Para poder se basear em documentos contidos na última leva dos arquivos Epstein, publicada em 30 de janeiro pelo Departamento de Justiça dos Estados Unidos, eles deverão ser previamente autenticados pelas autoridades, um mero trâmite segundo o advogado.
O ex-embaixador britânico nos Estados Unidos, Peter Mandelson, está sendo investigado pelo mesmo crime, em particular por fatos ocorridos quando foi ministro no governo trabalhista de Gordon Brown entre 2008 e 2010.
- Quais são os próximos passos? -
Por enquanto, não foram apresentadas acusações formais contra o ex-príncipe, que foi autorizado a voltar para casa enquanto a investigação avança.
No entanto, a detenção de quinta-feira permitiu que a polícia realizasse, sem mandado judicial, buscas em duas residências de Andrew, ressaltou Stephens.
O objetivo é “recolher mais provas, mas também poder verificar posteriormente a veracidade do que a testemunha declarou durante a sua detenção policial”, explicou o advogado.
Andrew, segundo ele, poderá ser interrogado novamente e posteriormente acusado, ou então evitar uma acusação formal. Também pode ser processado em outras frentes do amplo caso Epstein.
“É possível que surjam provas de outros crimes, talvez relacionados com acusações de conduta sexual indevida”, em decorrência das buscas realizadas pela polícia após a sua prisão, indicou o jurista.
O ex-príncipe foi acusado pela australiano-americana Virginia Giuffre - que cometeu suicídio em 2025 - de agressões sexuais que remontam à época em que ela tinha 17 anos, acusações que Andrew sempre negou.
Uma dezena de forças policiais no Reino Unido indicou que está “analisando” documentos incluídos na última leva dos arquivos Epstein.
Mas, até agora, nenhuma das acusações de agressão sexual formuladas contra Andrew foi objeto de uma investigação formal.

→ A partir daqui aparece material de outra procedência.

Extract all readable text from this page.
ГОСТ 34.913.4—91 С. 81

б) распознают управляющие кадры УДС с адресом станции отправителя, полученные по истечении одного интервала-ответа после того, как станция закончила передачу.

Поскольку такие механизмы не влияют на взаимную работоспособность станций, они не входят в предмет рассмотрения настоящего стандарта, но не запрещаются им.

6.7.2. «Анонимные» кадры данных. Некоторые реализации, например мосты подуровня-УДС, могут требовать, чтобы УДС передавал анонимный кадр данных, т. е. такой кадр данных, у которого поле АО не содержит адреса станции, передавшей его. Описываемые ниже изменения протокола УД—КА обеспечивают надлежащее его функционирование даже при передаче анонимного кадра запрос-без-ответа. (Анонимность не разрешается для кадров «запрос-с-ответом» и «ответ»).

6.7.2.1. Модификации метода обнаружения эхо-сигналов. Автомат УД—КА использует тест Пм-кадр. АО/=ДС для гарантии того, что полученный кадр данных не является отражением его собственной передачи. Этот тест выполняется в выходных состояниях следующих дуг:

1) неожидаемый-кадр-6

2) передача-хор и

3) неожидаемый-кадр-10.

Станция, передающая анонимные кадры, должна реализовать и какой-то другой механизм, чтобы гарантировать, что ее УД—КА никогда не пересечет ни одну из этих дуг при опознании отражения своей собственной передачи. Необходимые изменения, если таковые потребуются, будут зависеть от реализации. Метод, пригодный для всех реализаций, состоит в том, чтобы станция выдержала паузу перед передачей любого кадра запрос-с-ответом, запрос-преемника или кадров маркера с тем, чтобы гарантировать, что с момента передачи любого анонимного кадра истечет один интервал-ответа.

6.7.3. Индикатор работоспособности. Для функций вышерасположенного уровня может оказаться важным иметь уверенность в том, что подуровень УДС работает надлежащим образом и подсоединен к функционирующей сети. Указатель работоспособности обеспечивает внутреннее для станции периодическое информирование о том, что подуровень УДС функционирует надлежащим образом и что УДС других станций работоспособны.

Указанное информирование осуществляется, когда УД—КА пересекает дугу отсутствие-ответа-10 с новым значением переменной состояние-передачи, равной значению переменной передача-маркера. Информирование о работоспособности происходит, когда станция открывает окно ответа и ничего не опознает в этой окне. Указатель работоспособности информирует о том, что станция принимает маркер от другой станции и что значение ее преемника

- Ele pode invocar a “imunidade da Coroa”? -
Segundo o jurista, a investigação poderia se complicar se Andrew invocasse a “imunidade soberana”, à qual poderia aspirar em sua condição de príncipe de sangue.
Por ser o primeiro membro da realeza detido na história moderna da monarquia britânica, esse “âmbito complexo do direito”, ilustrado pelo princípio de imunidade soberana “O rei não pode cometer erros”, “não foi realmente posto à prova perante os tribunais”, destacou Stephens.
Embora tenha perdido seus títulos monárquicos, o jurista considera que Andrew poderia invocar essa imunidade “já que era príncipe no momento dos fatos que lhe são imputados”.
Mas o rei, seu irmão Charles III, poderia impedir que ele reivindicasse tal imunidade, já que o monarca afirmou estar “disposto a ajudar a polícia”, especulou o advogado.